If there was any team that truly shut down Lamar Jackson since he entered the league, it was the Miami Dolphins. Miami took a huge gamble and used a zero blitz scheme in the hopes Jackson wouldn’t beat them deep. 

The strategy worked, as Jackson completed just 60.5% of his passes for 238 yards with a touchdown and an interception in the 22-10 victory for Miami — the fewest points Baltimore ever scored in a Jackson start. Jackson was limited on the ground, too, with just nine carries for 39 yards as the Dolphins blitzed on 61.9% of his dropbacks, the fourth-highest of any quarterback in a single game in 2021.

Even with Miami’s success against Jackson last season, Dolphins head coach Mike McDaniel knows he’s developed more as a passer since then. The Dolphins can use a Jackson decoy at practice during the week, but it’s easier said than done. 

“You try to use a couple different people. But the bottom line is, you’re not going to replicate it,” McDaniel said Wednesday. “That’s part of the shock and awe on game day. … He’s the most dynamic athlete for sure, at that position. 

“He’s continued to develop his pass game skillset, which you guys saw a little on display in the second half of the Jets game. So regardless of who it is, I’m not going to put pressure on one person, put them on blast in the media. But we’ll just say it’s a collection of individuals because it takes a collection of individuals to stop him.”

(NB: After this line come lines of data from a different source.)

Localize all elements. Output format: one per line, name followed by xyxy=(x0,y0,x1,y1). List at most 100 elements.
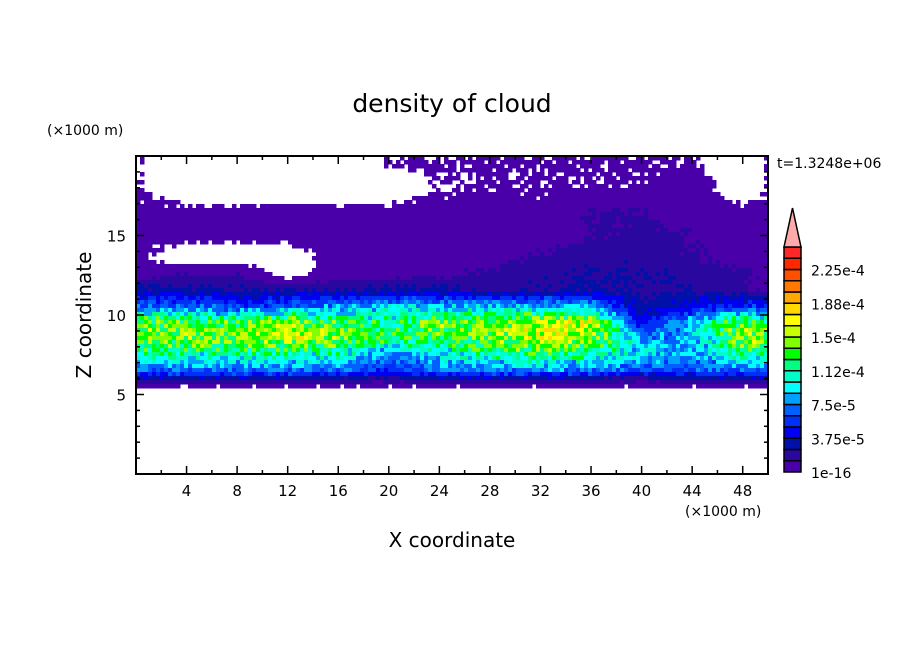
contour-cell xyxy=(408,236,413,241)
contour-cell xyxy=(544,292,549,297)
contour-cell xyxy=(704,312,709,317)
contour-cell xyxy=(488,292,493,297)
contour-cell xyxy=(516,192,521,197)
contour-cell xyxy=(264,240,269,245)
contour-cell xyxy=(504,236,509,241)
contour-cell xyxy=(280,208,285,213)
contour-cell xyxy=(380,308,385,313)
contour-cell xyxy=(136,220,141,225)
contour-cell xyxy=(420,292,425,297)
contour-cell xyxy=(676,172,681,177)
contour-cell xyxy=(584,272,589,277)
contour-cell xyxy=(320,204,325,209)
contour-cell xyxy=(508,260,513,265)
contour-cell xyxy=(564,248,569,253)
contour-cell xyxy=(476,160,481,165)
contour-cell xyxy=(248,204,253,209)
contour-cell xyxy=(172,312,177,317)
contour-cell xyxy=(164,240,169,245)
contour-cell xyxy=(164,212,169,217)
contour-cell xyxy=(500,292,505,297)
contour-cell xyxy=(292,224,297,229)
contour-cell xyxy=(156,204,161,209)
contour-cell xyxy=(608,164,613,169)
contour-cell xyxy=(496,172,501,177)
contour-cell xyxy=(728,236,733,241)
contour-cell xyxy=(224,212,229,217)
contour-cell xyxy=(460,292,465,297)
contour-cell xyxy=(376,236,381,241)
contour-cell xyxy=(152,300,157,305)
contour-cell xyxy=(472,220,477,225)
contour-cell xyxy=(252,228,257,233)
contour-cell xyxy=(448,280,453,285)
contour-cell xyxy=(744,256,749,261)
contour-cell xyxy=(652,240,657,245)
contour-cell xyxy=(612,268,617,273)
contour-cell xyxy=(476,304,481,309)
contour-cell xyxy=(564,284,569,289)
contour-cell xyxy=(468,244,473,249)
contour-cell xyxy=(196,288,201,293)
contour-cell xyxy=(660,236,665,241)
contour-cell xyxy=(272,224,277,229)
contour-cell xyxy=(380,312,385,317)
contour-cell xyxy=(176,228,181,233)
contour-cell xyxy=(648,304,653,309)
contour-cell xyxy=(724,292,729,297)
contour-cell xyxy=(584,164,589,169)
contour-cell xyxy=(476,228,481,233)
contour-cell xyxy=(284,300,289,305)
contour-cell xyxy=(752,304,757,309)
contour-cell xyxy=(212,216,217,221)
contour-cell xyxy=(508,296,513,301)
contour-cell xyxy=(152,204,157,209)
contour-cell xyxy=(736,296,741,301)
contour-cell xyxy=(588,308,593,313)
contour-cell xyxy=(212,300,217,305)
contour-cell xyxy=(376,300,381,305)
contour-cell xyxy=(452,276,457,281)
contour-cell xyxy=(396,228,401,233)
contour-cell xyxy=(488,272,493,277)
contour-cell xyxy=(152,264,157,269)
contour-cell xyxy=(608,200,613,205)
contour-cell xyxy=(540,256,545,261)
contour-cell xyxy=(676,184,681,189)
contour-cell xyxy=(320,276,325,281)
contour-cell xyxy=(716,236,721,241)
contour-cell xyxy=(484,288,489,293)
contour-cell xyxy=(420,220,425,225)
contour-cell xyxy=(324,216,329,221)
contour-cell xyxy=(488,300,493,305)
contour-cell xyxy=(408,292,413,297)
contour-cell xyxy=(736,280,741,285)
contour-cell xyxy=(528,240,533,245)
contour-cell xyxy=(728,260,733,265)
contour-cell xyxy=(428,168,433,173)
contour-cell xyxy=(532,220,537,225)
contour-cell xyxy=(764,244,769,249)
contour-cell xyxy=(512,304,517,309)
contour-cell xyxy=(312,308,317,313)
contour-cell xyxy=(296,244,301,249)
contour-cell xyxy=(308,204,313,209)
contour-cell xyxy=(748,284,753,289)
contour-cell xyxy=(692,272,697,277)
contour-cell xyxy=(416,280,421,285)
contour-cell xyxy=(464,240,469,245)
contour-cell xyxy=(524,280,529,285)
contour-cell xyxy=(504,212,509,217)
contour-cell xyxy=(684,228,689,233)
contour-cell xyxy=(628,280,633,285)
contour-cell xyxy=(136,308,141,313)
contour-cell xyxy=(400,308,405,313)
contour-cell xyxy=(608,224,613,229)
contour-cell xyxy=(508,184,513,189)
contour-cell xyxy=(364,260,369,265)
contour-cell xyxy=(440,300,445,305)
contour-cell xyxy=(408,200,413,205)
contour-cell xyxy=(592,196,597,201)
contour-cell xyxy=(460,196,465,201)
contour-cell xyxy=(572,308,577,313)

Jackson finished 17 of 30 for 213 yards with three touchdowns and an interception in Sunday’s win over the New York Jets, with all those touchdown passes traveling 15-plus air yards. The Baltimore Ravens finished with 63 rushing yards as a team, the fewest rushing yards in a game since Jackson became the team’s starting quarterback.

The Dolphins have to prepare for Jackson beating that zero blitz this time, part of the never-ending chess game with Jackson. 

“He’s got elite speed and quickness. His ability to get out of tight situations — he’s very slippery,” Dolphins safety Jevon Holland said. “He’s got a cannon with great touch. It’s difficult to try to keep him in the box, but also he can throw it deep.

“He’s going to do what he’s going to do. He’s his own man. I’m not looking to expect him to do anything other than to go out there and perform like we are.”